One area where this final point has a great deal of promise is within the domain of libraries. Generally speaking, the geography of the South Pacific region has always been a significant barrier to the development of library collections in the region. It is a fact that the total cost of acquiring a book in the South Pacific is significantly higher than in countries with local publishing industries and markets. However, as more and more digital content becomes available online, the total cost of delivering that content to library users in the South Pacific becomes closer to the total cost of delivery to users of a North American, European, or Australian library.
The same is also true for innovative online library services. One fascinating and occasionally controversial (see here and here) example is Google Books. Through digitizing the collections of a number of major libraries in the US and Europe (Harvard, Stanford, and Oxford Universities, the University of Michigan, and the New York Public Library), Google Books has provided no-cost full-text searching and a visual peak inside of millions of books to Internet users around the world.
Recently, Google Books added a new feature that explicitly ties the service back to libraries in 30 countries - Find Libraries.
Each result includes a "Find Libraries" link to help readers find libraries that hold the book -- ideally a library nearby, or if need be, a library far away. For example, after reading Martin Gardner's book Fads and Fallacies, I wanted to follow up on Immanuel Velikovsky's books about scientific explanations for biblical miracles. Clicking on the "Find Libraries" link for Velikovsky's Worlds in Collision, I found that a copy was available in the University of Sao Paulo library.Shortly thereafter, John Blyberg of the Ann Arbor District Library posed the question, if Google Books can incorporate library holdings into their search results, "They [Google Books] should have no problem with me incorporating Google Books into our hit-list. Right?" John reports that Google did briefly object, but ultimately allowed him to roll Google Book page previews into his catalogue results at aadl.org. Try a keyword search for "frommers pacific" and click on the Look inside this book @ Google Books to see this in action.

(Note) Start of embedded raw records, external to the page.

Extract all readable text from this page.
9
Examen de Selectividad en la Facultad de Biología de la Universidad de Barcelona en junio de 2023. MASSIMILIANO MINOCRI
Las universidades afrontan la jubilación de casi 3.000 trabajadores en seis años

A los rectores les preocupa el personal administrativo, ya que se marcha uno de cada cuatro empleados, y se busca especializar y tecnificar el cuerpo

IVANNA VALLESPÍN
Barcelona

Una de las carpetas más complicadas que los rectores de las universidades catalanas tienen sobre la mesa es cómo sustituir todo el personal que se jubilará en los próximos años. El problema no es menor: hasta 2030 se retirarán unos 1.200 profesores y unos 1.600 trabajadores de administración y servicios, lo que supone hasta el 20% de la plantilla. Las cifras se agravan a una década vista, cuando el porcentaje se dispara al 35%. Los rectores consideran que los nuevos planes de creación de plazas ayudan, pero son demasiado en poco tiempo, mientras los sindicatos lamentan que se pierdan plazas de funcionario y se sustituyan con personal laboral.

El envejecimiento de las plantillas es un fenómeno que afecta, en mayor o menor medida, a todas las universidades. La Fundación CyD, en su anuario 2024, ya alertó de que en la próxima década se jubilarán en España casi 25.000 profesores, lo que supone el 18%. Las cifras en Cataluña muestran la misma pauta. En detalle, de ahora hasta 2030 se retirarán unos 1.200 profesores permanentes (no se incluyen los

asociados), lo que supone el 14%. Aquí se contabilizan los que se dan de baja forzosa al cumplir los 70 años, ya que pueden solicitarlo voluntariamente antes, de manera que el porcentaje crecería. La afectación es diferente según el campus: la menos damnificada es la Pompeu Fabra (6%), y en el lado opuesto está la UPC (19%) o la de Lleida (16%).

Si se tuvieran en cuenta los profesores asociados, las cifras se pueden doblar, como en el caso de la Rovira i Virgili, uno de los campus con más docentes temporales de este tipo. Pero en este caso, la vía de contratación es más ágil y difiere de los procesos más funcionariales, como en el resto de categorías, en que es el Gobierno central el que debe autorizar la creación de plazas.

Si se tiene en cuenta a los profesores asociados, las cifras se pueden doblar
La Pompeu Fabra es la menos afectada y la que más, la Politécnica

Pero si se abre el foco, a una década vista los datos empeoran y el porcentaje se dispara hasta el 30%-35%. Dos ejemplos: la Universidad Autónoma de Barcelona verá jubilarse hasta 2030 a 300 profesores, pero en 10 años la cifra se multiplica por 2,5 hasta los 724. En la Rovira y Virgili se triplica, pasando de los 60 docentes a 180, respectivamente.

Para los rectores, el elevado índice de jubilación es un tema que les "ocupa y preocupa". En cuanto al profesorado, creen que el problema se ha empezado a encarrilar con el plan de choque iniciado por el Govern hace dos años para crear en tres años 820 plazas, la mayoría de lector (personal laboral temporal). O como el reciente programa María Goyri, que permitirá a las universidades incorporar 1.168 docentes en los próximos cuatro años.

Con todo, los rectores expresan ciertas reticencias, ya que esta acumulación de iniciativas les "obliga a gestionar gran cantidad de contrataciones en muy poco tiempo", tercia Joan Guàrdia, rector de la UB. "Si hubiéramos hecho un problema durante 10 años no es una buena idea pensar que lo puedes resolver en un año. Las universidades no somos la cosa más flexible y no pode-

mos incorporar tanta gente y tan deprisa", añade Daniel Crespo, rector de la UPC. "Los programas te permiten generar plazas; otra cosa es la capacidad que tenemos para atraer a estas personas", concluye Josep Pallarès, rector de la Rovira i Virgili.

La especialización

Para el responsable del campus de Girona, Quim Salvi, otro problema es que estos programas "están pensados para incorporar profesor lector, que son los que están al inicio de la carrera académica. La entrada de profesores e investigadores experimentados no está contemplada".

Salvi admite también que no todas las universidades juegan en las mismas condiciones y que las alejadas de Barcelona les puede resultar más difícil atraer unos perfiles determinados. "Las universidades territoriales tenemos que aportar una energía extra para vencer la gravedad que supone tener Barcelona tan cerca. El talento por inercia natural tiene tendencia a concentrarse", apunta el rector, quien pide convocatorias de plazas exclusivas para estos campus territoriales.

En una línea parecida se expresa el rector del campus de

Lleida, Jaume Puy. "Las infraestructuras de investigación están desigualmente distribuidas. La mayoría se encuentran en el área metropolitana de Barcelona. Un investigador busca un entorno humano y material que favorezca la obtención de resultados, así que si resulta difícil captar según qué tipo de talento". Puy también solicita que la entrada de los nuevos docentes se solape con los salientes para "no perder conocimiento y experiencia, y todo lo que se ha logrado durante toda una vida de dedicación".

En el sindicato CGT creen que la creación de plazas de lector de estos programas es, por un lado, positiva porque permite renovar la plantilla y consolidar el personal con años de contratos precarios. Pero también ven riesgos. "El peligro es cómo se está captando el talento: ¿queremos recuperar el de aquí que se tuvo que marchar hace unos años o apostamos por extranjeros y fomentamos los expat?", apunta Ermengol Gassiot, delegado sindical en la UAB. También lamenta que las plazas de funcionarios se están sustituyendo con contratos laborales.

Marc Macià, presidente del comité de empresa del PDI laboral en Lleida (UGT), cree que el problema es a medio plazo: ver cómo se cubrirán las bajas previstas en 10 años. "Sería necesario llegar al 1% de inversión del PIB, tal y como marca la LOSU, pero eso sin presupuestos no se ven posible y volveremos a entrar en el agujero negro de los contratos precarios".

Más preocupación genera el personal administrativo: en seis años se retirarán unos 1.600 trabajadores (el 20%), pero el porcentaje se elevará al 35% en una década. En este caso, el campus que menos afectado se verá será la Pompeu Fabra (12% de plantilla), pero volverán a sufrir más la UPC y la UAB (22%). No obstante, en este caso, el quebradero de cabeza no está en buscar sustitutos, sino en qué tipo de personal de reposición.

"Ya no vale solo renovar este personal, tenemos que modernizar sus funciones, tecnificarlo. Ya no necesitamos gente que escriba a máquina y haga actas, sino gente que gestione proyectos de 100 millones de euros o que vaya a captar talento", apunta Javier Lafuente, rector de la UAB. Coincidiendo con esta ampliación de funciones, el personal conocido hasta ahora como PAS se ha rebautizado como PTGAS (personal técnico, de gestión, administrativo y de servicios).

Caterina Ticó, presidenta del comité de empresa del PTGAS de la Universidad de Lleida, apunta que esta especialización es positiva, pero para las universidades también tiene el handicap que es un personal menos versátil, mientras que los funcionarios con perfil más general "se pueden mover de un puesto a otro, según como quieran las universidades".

[Bruno Fonseca, Finding the wealth in your library (and everyone else's), Official Google Blog, 24/8/2006]
The combined public and private sectors of the entire South Pacific could not put together an endeavor as colossal as Google Books, yet the beauty of the information age is that we in the Pacific get to be full beneficiaries of Google's investment.
3 comments:
Right, Where to start?
Vijah Singh's book "Speaking Out" or Stiveni Rabuka's "No Other Way"?
Will U.S.P follow suit in digitizing their assets, especially in the Pacific collection?
Roughly three years ago USP initiated a digitization project that initially targets public domain material and material for which rights can easily be obtained in the Pacific Collection. The fruits of these efforts have yet to be made publically available.
Do you recommend reading Singh and Rabuka's books?
Yes. Both Singh and Raubuka give different angles on the Political situation in Fiji.
I wonder if you guys in U.S.P could approach the Fiji National Archives with a digitization proposal.